Similar studies have shown that increasing the number of samplings (repeated sampling in several sessions) significantly increases the sensitivity of mRNA biomarkers [29] [30] . This indicates that the odds of detecting markers are lower in a single sampling. Studies on peripheral blood mainly search for tumoral cells to find positive and negative cases by RNA extraction. Obviously, by repeating the sampling for several times the odds of finding tumoral cells increase. Based on this assumption and since repeated sampling from patients was not possible we repeated the test on samples instead of repeating sampling on patients. The tests were performed in triplicate to significantly increase the sensitivity of the markers. This technique has been used in similar previous studies on different types of cancers, and the obtained results have been in line with our findings [12] [25] [31] [33] .
In the current study, real time PCR was used for evaluation of MUC1mRNA and CEA mRNA and Showed that MUC1mRNA was a specific marker for detection of non-small cell lung cancer. Also, a significant difference was noted in the expression of CEA mRNA between the patients and controls. In a study Karimi et al. said that LUNX mRNA was particularly expressed in the peripheral blood of non-small cell lung cancer patients.

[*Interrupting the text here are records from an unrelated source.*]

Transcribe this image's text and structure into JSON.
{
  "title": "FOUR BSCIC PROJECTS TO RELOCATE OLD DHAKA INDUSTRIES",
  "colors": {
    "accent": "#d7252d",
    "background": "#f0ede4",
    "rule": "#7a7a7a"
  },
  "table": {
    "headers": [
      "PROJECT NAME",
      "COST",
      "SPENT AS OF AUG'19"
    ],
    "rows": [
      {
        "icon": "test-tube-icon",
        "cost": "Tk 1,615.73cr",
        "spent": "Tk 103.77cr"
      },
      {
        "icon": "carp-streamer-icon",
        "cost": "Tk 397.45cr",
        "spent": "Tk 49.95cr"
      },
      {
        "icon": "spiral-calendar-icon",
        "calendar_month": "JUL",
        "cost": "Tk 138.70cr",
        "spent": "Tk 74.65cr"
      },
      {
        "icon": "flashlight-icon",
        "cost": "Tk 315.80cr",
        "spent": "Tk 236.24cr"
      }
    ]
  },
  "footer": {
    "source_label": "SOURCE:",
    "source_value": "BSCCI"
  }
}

In addition, the expression of CEA mRNA was significantly higher in patients than in healthy controls since 24 out of 30 patients were positive for CEA mRNA [25] . Similarly, the difference in this consideration between patients and controls was statistically significant in this study.
In a study evaluating of CK19 markers and CEA marker was measured by ELISA and real time PCR method and has shown that these markers in patients more than healthy controls [34] .

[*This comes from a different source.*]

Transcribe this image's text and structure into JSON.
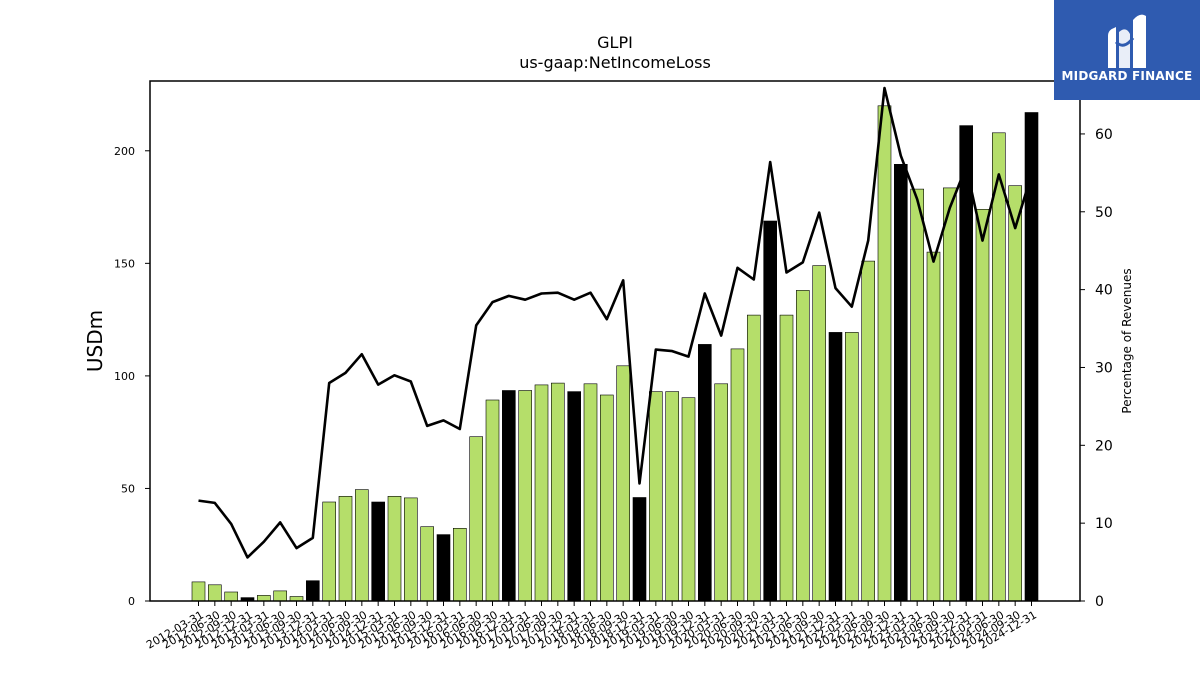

In a similar study on diagnosis of lymph node, micro-metastasis of NSCLC of 43 non-small cell lung cancer tumoral samples 74% were positive for the MUC1, CK19 and CK7 markers [35] . However, in the current study, this value was 96.6% for the MUC1 and CEA markers in the peripheral blood of non-small cell lung cancer patients.
MUC1 mRNA is a cell surface glycoprotein expressed in some cancers with epithelial origin such as non-small cell lung cancer. It induces the expression of genes, which are associated with poor prognosis in NSCLC patients [36] . A previous study showed that the blood level of MUC1 mRNA decreased over the course of treatment but it remained positive in 45.5% of NSCLC patients at four weeks after treatment [37] . Expression of MUC1 mRNA in the peripheral blood samples taken before and during the course of treatment shows significant potential of this biomarker for prediction of prognosis of non-small cell lung cancer [37] .

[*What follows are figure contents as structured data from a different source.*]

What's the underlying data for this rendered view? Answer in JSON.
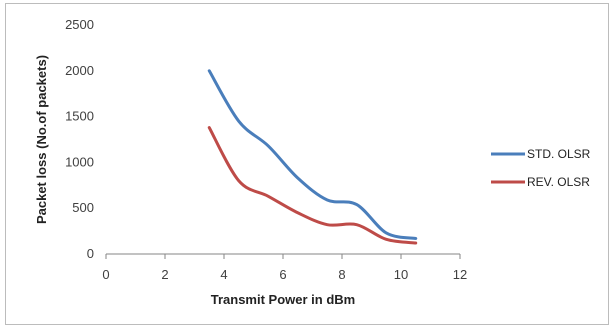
{
  "chart_data": {
    "type": "line",
    "title": "",
    "xlabel": "Transmit Power in dBm",
    "ylabel": "Packet loss (No.of packets)",
    "xlim": [
      0,
      12
    ],
    "ylim": [
      0,
      2500
    ],
    "xticks": [
      0,
      2,
      4,
      6,
      8,
      10,
      12
    ],
    "yticks": [
      0,
      500,
      1000,
      1500,
      2000,
      2500
    ],
    "grid": false,
    "legend_position": "right",
    "series": [
      {
        "name": "STD. OLSR",
        "color": "#4a7ebb",
        "x": [
          3.5,
          4.5,
          5.5,
          6.5,
          7.5,
          8.5,
          9.5,
          10.5
        ],
        "y": [
          2000,
          1450,
          1180,
          830,
          590,
          540,
          230,
          170
        ]
      },
      {
        "name": "REV. OLSR",
        "color": "#be4b48",
        "x": [
          3.5,
          4.5,
          5.5,
          6.5,
          7.5,
          8.5,
          9.5,
          10.5
        ],
        "y": [
          1380,
          800,
          630,
          450,
          320,
          320,
          160,
          120
        ]
      }
    ]
  }
}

CEA mRNA and MUC1 mRNA biomarkers can be used for diagnosis of lung cancer with adequately high sensitivity and specificity. However, future investigations with larger sample size are required to find more reliable results. Also, adding other markers is required to find efficient biomarkers enabling more accurate diagnoses.
5. Conclusion
CEA mRNA and MUC1 mRNA biomarkers can be used for diagnosis of lung cancer with adequately high sensitivity and specificity. However, future investigations with larger sample size are required to find more reliable results. Also, adding other markers is required to find efficient biomarkers enabling more accurate diagnoses.
Acknowledgements
We thank Masih Daneshvari Hospital affiliated to Shahid Beheshti University of Medical Sciences, Tehran, Iran Research assistant.
Disclosure Statement
The authors declare that they have no conflict of interest.